According a South Carolina poll from the Democratic-leaning Public Policy Polling group, Colbert is beating Huntsman, who finished third in the New Hampshire primary. Colbert had 5 percent of the survey compared to Huntsman's 4 percent.
Matt Moore, executive director of the South Carolina Republican Party, said Colbert's chances of winning his state's primary are "nonexistent." Moore sent a statement to ABC News dismissing the comedian's campaign efforts.
"South Carolina state law does not allow write-in ballots in presidential primaries. There is no 'blank' space on voting machines to write-in a candidate" wrote Moore. "Stephen Colbert has about as much a chance at being elected president in South Carolina as he does of being elected Pope. Zero. It didn't work four years ago, and it won't work now. The gag is worn out."
Colbert has dipped his toe into the Republican primary process multiple times this year.
After the South Carolina Republican Party reported having trouble financing its primary in December, Colbert offered to buy the state's primary with $500,000 from his super PAC, an offer the party declined.

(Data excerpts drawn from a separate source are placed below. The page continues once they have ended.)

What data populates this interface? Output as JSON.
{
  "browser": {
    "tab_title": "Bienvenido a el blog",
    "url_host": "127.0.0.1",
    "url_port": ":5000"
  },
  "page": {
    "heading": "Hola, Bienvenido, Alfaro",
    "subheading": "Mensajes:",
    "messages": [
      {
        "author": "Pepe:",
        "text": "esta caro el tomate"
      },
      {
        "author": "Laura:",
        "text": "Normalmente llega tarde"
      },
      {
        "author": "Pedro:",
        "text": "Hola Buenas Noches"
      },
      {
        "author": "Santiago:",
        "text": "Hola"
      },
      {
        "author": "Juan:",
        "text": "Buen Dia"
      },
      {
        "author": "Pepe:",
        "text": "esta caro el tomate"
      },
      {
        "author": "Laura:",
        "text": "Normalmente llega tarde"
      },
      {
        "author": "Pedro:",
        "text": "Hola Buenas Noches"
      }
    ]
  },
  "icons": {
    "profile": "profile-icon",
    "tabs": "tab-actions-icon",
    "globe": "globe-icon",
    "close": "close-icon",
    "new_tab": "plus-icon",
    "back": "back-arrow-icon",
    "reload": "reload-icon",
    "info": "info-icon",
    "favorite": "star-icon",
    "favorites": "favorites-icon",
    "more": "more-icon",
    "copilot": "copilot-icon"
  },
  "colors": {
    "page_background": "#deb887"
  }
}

In exchange for the funds, Colbert said he wanted to re-name the primary, "The Stephen Colbert Super PAC South Carolina Primary."
The comedian also attempted to host his own GOP debate, saying on his Facebook page that there was "a giant, ego-shaped hole in the Republican primaries" after Donald Trump pulled out of moderating a Newsmax debate.
"Stephen is from South Carolina and he's going to do what he's going to do," Moore said. "He's in the business of comedy and he's from South Carolina, so it's no surprise he wants to be involved here."
Colbert grabbed headlines in June when a Federal Elections Committee panel approved his super PAC, which can collect and spend unlimited funds, and ruled that he could promote the PAC on his Comedy Central show.